When I was first hired, I came to Wistia with the understanding that I was going to be challenged — not something that I’m used to. I know this sounds like bragging, but I was one of those kids that everybody hated. I didn’t have to study, I finished homework quickly, new hobbies were pretty passively easy to pick up. I never really had to try.

Acclimating to Wistia was a little bit difficult. I wasn’t used to being allowed to work on whatever I wanted. At my past jobs, there was a constant requirement to check in – to make sure that you were meeting your metrics, that management knew what your goals were moving forward, that you had had at least one “development” conversation that day, and so on.

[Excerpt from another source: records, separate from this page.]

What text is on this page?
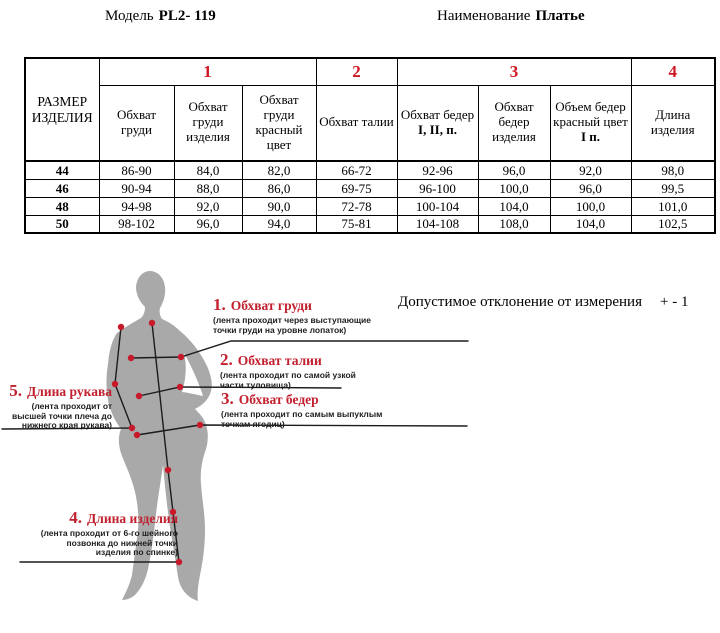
Модель PL2- 119	Наименование Платье
РАЗМЕР ИЗДЕЛИЯ	1			2	3			4
	Обхват груди	Обхват груди изделия	Обхват груди красный цвет	Обхват талии	Обхват бедер I, II, п.	Обхват бедер изделия	Объем бедер красный цвет I п.	Длина изделия
44	86-90	84,0	82,0	66-72	92-96	96,0	92,0	98,0
46	90-94	88,0	86,0	69-75	96-100	100,0	96,0	99,5
48	94-98	92,0	90,0	72-78	100-104	104,0	100,0	101,0
50	98-102	96,0	94,0	75-81	104-108	108,0	104,0	102,5
1. Обхват груди
(лента проходит через выступающие точки груди на уровне лопаток)
2. Обхват талии
(лента проходит по самой узкой части туловища)
3. Обхват бедер
(лента проходит по самым выпуклым точкам ягодиц)
5. Длина рукава
(лента проходит от высшей точки плеча до нижнего края рукава)
4. Длина изделия
(лента проходит от 6-го шейного позвонка до нижней точки изделия по спинке)
Допустимое отклонение от измерения + - 1
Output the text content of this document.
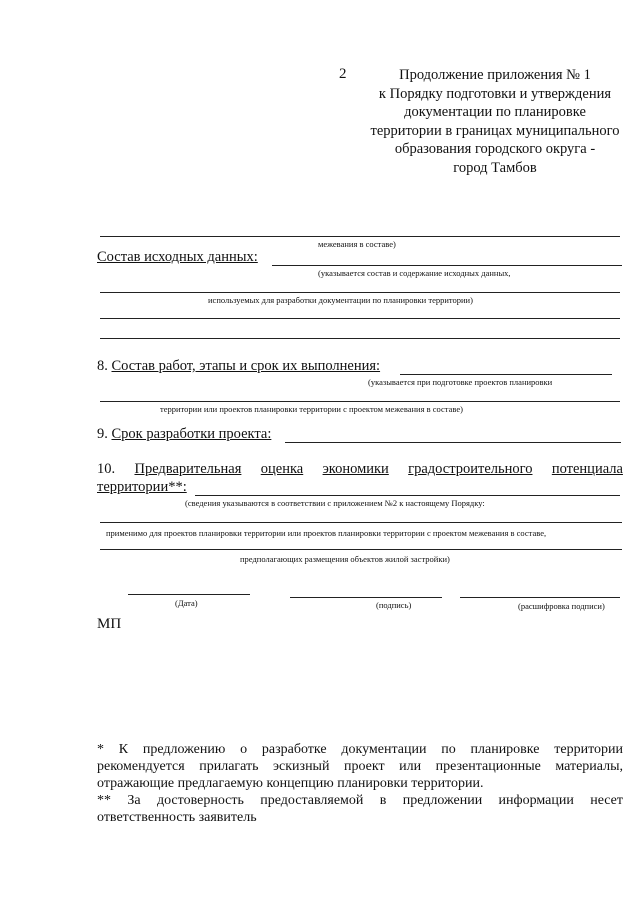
2	Продолжение приложения № 1
к Порядку подготовки и утверждения
документации по планировке
территории в границах муниципального
образования городского округа -
город Тамбов
межевания в составе)
Состав исходных данных:
(указывается состав и содержание исходных данных,
используемых для разработки документации по планировки территории)
8. Состав работ, этапы и срок их выполнения:
(указывается при подготовке проектов планировки
территории или проектов планировки территории с проектом межевания в составе)
9. Срок разработки проекта:
10. Предварительная оценка экономики градостроительного потенциала
территории**:
(сведения указываются в соответствии с приложением №2 к настоящему Порядку:
применимо для проектов планировки территории или проектов планировки территории с проектом межевания в составе,
предполагающих размещения объектов жилой застройки)
(Дата)	(подпись)	(расшифровка подписи)
МП
* К предложению о разработке документации по планировке территории рекомендуется прилагать эскизный проект или презентационные материалы, отражающие предлагаемую концепцию планировки территории.
** За достоверность предоставляемой в предложении информации несет ответственность заявитель
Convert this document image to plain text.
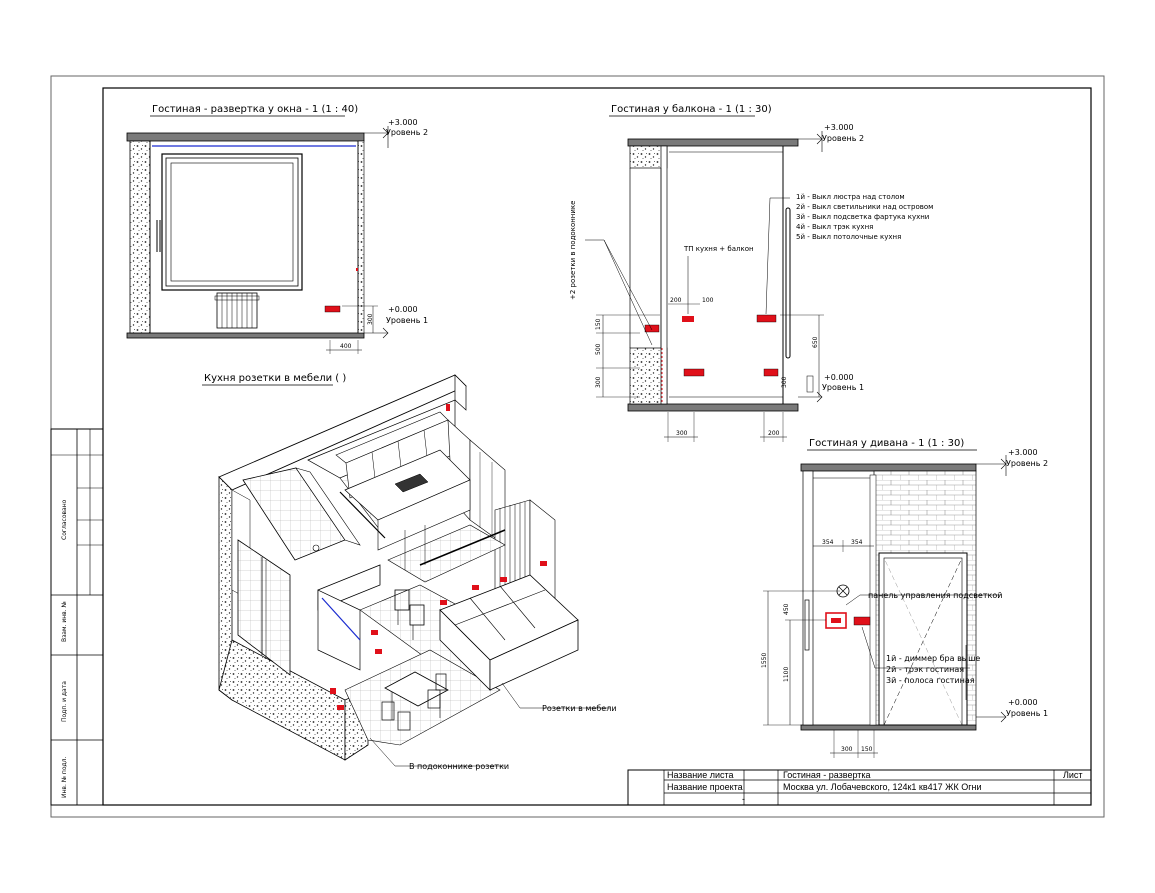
Согласовано
Взам. инв. №
Подп. и дата
Инв. № подл.
Гостиная - развертка у окна - 1 (1 : 40)
+3.000
Уровень 2
+0.000
Уровень 1
300
400
Гостиная у балкона - 1 (1 : 30)
+2 розетки в подоконнике	ТП кухня + балкон
1й - Выкл люстра над столом
2й - Выкл светильники над островом
3й - Выкл подсветка фартука кухни
4й - Выкл трэк кухня
5й - Выкл потолочные кухня
+3.000
Уровень 2
+0.000
Уровень 1
150
500
300
200	100
650
300
300	200
Гостиная у дивана - 1 (1 : 30)
панель управления подсветкой
1й - диммер бра выше
2й - трэк гостиная
3й - полоса гостиная
+3.000
Уровень 2
+0.000
Уровень 1
354	354
450
1550
1100
300 150
Кухня розетки в мебели ( )
Розетки в мебели
В подоконнике розетки
Название листа	Гостиная - развертка
Название проекта	Москва ул. Лобачевского, 124к1 кв417 ЖК Огни
Лист
-
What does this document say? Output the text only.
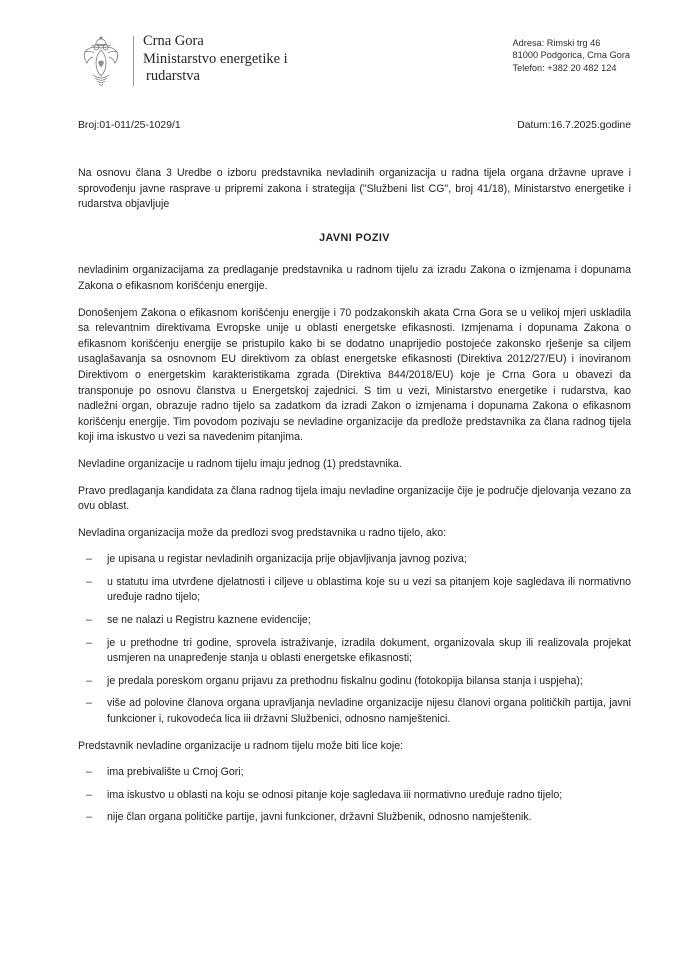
Crna Gora
Ministarstvo energetike i
rudarstva
Adresa: Rimski trg 46
81000 Podgorica, Crna Gora
Telefon: +382 20 482 124
Broj:01-011/25-1029/1	Datum:16.7.2025.godine

Na osnovu člana 3 Uredbe o izboru predstavnika nevladinih organizacija u radna tijela organa državne uprave i sprovođenju javne rasprave u pripremi zakona i strategija ("Službeni list CG", broj 41/18), Ministarstvo energetike i rudarstva objavljuje

JAVNI POZIV

nevladinim organizacijama za predlaganje predstavnika u radnom tijelu za izradu Zakona o izmjenama i dopunama Zakona o efikasnom korišćenju energije.

Donošenjem Zakona o efikasnom korišćenju energije i 70 podzakonskih akata Crna Gora se u velikoj mjeri uskladila sa relevantnim direktivama Evropske unije u oblasti energetske efikasnosti. Izmjenama i dopunama Zakona o efikasnom korišćenju energije se pristupilo kako bi se dodatno unaprijedio postojeće zakonsko rješenje sa ciljem usaglašavanja sa osnovnom EU direktivom za oblast energetske efikasnosti (Direktiva 2012/27/EU) i inoviranom Direktivom o energetskim karakteristikama zgrada (Direktiva 844/2018/EU) koje je Crna Gora u obavezi da transponuje po osnovu članstva u Energetskoj zajednici. S tim u vezi, Ministarstvo energetike i rudarstva, kao nadležni organ, obrazuje radno tijelo sa zadatkom da izradi Zakon o izmjenama i dopunama Zakona o efikasnom korišćenju energije. Tim povodom pozivaju se nevladine organizacije da predlože predstavnika za člana radnog tijela koji ima iskustvo u vezi sa navedenim pitanjima.

Nevladine organizacije u radnom tijelu imaju jednog (1) predstavnika.

Pravo predlaganja kandidata za člana radnog tijela imaju nevladine organizacije čije je područje djelovanja vezano za ovu oblast.

Nevladina organizacija može da predlozi svog predstavnika u radno tijelo, ako:

– je upisana u registar nevladinih organizacija prije objavljivanja javnog poziva;
– u statutu ima utvrđene djelatnosti i ciljeve u oblastima koje su u vezi sa pitanjem koje sagledava ili normativno uređuje radno tijelo;
– se ne nalazi u Registru kaznene evidencije;
– je u prethodne tri godine, sprovela istraživanje, izradila dokument, organizovala skup ili realizovala projekat usmjeren na unapređenje stanja u oblasti energetske efikasnosti;
– je predala poreskom organu prijavu za prethodnu fiskalnu godinu (fotokopija bilansa stanja i uspjeha);
– više ad polovine članova organa upravljanja nevladine organizacije nijesu članovi organa političkih partija, javni funkcioner i, rukovodeća lica iii državni Službenici, odnosno namještenici.

Predstavnik nevladine organizacije u radnom tijelu može biti lice koje:

– ima prebivalište u Crnoj Gori;
– ima iskustvo u oblasti na koju se odnosi pitanje koje sagledava iii normativno uređuje radno tijelo;
– nije član organa političke partije, javni funkcioner, državni Službenik, odnosno namještenik.
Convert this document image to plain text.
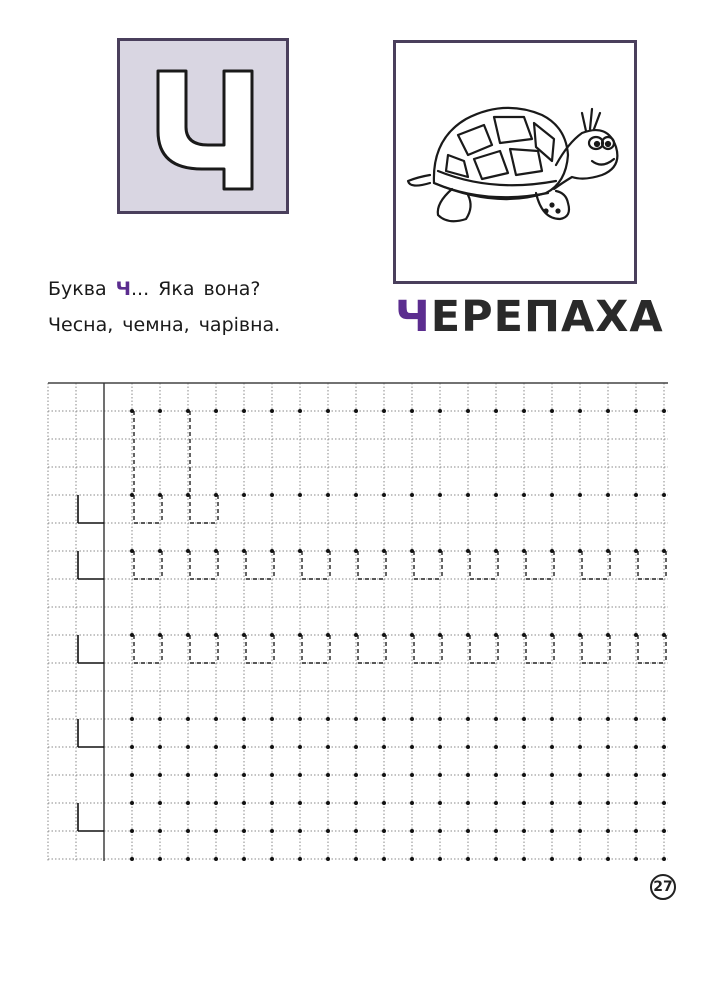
Буква Ч... Яка вона?
Чесна, чемна, чарівна.	ЧЕРЕПАХА
27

“Just do what feels right for you.” Jeff, who had been my major contact during hiring, smiled and nodded at me on my first day at Wistia. So, I sat. How am I supposed to know what feels right for me when I just got here? In the past, although I had been driven by my own internal compulsions to be the best (Wistians are super duper competitive), it had ultimately been the praise of my peers and superiors that validated what I was doing as awesome or worth my time.

Wistia’s culture, instead, is about trusting one another and pushing past what’s comfortable to reveal what is best. We work hard, play hard, and are sometimes hard on ourselves. There is no automatic validation — you are your own validation machine, and there isn’t anyone there to hand-hold you through your workday. I thought I’d share a few ways that I’ve acclimated to being, as we affectionately termed it, part of a “small pond filled with whales.”

Ask for what you need.

Yes, I know, it can be really scary to step up to someone who you see as a superior and ask them for something. For me, it was feedback, but it really could be anything (If you think there is a lack of peanut butter in the office, tell them. There’s nothing worse than no PB). If you need something that you aren’t getting, or think there are things that could be done better, providing that feedback will help both the company and yourself grow.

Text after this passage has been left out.